Mr Leonard said the party's current electoral woes were "part of a long-term trend" and pointed out that he had "inherited" the party in third place and that "it still is in third place".
Asked whether he would step down, the party leader said: "No, I’m not and I think that those people that have been calling this week for me to step down have underestimated both my resolve but also the mandate that I got."
Figures from the right of the Labour party this week called on Mr Leonard, a left-winger, to quit, blaming him for the SNP riding high in the polls and his party's waning fortunes.
Rachel Reeves, an English MP who returned to frontbench politics recently under Keir Starmer, this week called on Mr Leonard to “look at the opinion polls” and “consider his position”.
But the Scottish Labour leader said that "there are some people who really never accepted the result when I was elected" by the party in 2017.

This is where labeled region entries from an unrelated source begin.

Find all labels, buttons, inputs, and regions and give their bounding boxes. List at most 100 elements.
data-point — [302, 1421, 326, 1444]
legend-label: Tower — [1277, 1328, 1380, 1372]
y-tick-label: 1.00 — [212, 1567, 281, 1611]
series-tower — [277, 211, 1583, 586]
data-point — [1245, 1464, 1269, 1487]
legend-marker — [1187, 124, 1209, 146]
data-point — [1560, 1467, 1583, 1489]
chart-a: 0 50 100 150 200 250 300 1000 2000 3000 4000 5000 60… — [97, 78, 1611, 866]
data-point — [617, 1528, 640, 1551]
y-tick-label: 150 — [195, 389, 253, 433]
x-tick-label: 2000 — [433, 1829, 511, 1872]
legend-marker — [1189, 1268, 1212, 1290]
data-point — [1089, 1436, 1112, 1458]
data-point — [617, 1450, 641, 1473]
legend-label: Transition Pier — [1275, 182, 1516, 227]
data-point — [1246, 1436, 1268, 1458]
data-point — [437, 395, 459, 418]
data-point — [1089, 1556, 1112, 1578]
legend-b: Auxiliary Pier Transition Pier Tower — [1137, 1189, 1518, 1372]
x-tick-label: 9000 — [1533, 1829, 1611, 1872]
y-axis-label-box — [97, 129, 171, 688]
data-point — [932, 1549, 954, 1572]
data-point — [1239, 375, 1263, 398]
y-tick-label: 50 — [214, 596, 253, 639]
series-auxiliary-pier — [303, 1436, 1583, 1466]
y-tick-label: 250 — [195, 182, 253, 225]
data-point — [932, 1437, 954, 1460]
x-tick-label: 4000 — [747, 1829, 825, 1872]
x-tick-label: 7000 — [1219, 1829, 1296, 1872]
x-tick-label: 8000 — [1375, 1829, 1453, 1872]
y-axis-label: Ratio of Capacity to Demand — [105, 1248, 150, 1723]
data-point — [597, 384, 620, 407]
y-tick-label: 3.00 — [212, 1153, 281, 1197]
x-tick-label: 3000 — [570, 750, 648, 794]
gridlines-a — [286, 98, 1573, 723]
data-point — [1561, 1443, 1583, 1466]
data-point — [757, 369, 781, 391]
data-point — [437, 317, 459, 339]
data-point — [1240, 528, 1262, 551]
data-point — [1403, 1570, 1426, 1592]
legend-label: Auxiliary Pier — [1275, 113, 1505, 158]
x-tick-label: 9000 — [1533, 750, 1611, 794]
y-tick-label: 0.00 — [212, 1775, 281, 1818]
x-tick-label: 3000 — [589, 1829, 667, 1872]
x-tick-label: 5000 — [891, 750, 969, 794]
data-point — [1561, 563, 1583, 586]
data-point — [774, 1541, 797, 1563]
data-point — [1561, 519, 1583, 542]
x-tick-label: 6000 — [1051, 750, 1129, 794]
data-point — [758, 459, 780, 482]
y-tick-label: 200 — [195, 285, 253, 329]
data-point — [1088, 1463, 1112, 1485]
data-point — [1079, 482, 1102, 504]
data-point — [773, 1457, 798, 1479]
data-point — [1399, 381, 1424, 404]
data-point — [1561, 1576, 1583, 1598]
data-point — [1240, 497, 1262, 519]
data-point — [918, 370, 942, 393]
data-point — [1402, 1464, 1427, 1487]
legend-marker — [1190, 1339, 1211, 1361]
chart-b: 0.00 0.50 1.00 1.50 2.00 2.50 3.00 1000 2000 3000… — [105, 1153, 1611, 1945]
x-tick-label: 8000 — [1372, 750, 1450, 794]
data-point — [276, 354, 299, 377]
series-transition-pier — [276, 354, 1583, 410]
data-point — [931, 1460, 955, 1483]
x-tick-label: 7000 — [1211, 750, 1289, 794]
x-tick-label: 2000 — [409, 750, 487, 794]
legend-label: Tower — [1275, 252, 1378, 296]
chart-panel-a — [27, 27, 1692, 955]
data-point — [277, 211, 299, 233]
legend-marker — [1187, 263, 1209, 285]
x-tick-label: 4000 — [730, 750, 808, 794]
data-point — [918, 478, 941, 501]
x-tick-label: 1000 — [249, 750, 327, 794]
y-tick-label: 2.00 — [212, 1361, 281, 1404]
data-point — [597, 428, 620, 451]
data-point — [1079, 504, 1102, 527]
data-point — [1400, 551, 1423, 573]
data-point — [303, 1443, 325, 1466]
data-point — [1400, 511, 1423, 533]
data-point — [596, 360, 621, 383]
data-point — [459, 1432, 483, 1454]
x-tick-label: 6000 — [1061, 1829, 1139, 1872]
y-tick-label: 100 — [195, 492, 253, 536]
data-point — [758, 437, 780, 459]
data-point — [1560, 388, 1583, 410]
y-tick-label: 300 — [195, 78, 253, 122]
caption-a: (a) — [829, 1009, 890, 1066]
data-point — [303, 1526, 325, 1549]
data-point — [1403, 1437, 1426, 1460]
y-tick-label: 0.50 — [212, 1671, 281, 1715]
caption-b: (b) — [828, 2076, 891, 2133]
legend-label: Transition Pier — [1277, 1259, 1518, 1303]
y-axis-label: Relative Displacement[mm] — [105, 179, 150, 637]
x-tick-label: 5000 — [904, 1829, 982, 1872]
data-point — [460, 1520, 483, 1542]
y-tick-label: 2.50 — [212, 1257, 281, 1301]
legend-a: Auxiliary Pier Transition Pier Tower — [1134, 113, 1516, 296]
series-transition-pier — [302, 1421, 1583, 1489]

"Prior to my election as the leader, just under three years’ ago, we’d had five leaders of the Scottish Labour party in six years and so the mandate that I was given by the members when they convincingly elected me to be leader, was to campaign on a radical agenda but it was also to be the leader of the Scottish Labour party going into the May 2021 Scottish Parliament elections," he told the broadcaster.
Scottish Labour has just one House of Commons seat, a figure it first arrived at in 2015 when the party lost 40 seats under the leadership of Blairite Jim Murphy. Despite a minor recovery in 2017 to seven seats, it lost them again at the 2019 Westminster election.
At the Scottish parliament level the party has lost seats and votes in every election since the body was set up, starting on 56 MSPs in 1999 and falling to 24 in 2016.
The latest opinion poll by ComRes has Labour on 17 per cent for the next Scottish elections, which are due to be held in May 2021. This would represent a slight fall from its 2016 result under former leader Kezia Dugdale, when the party first fell to third place.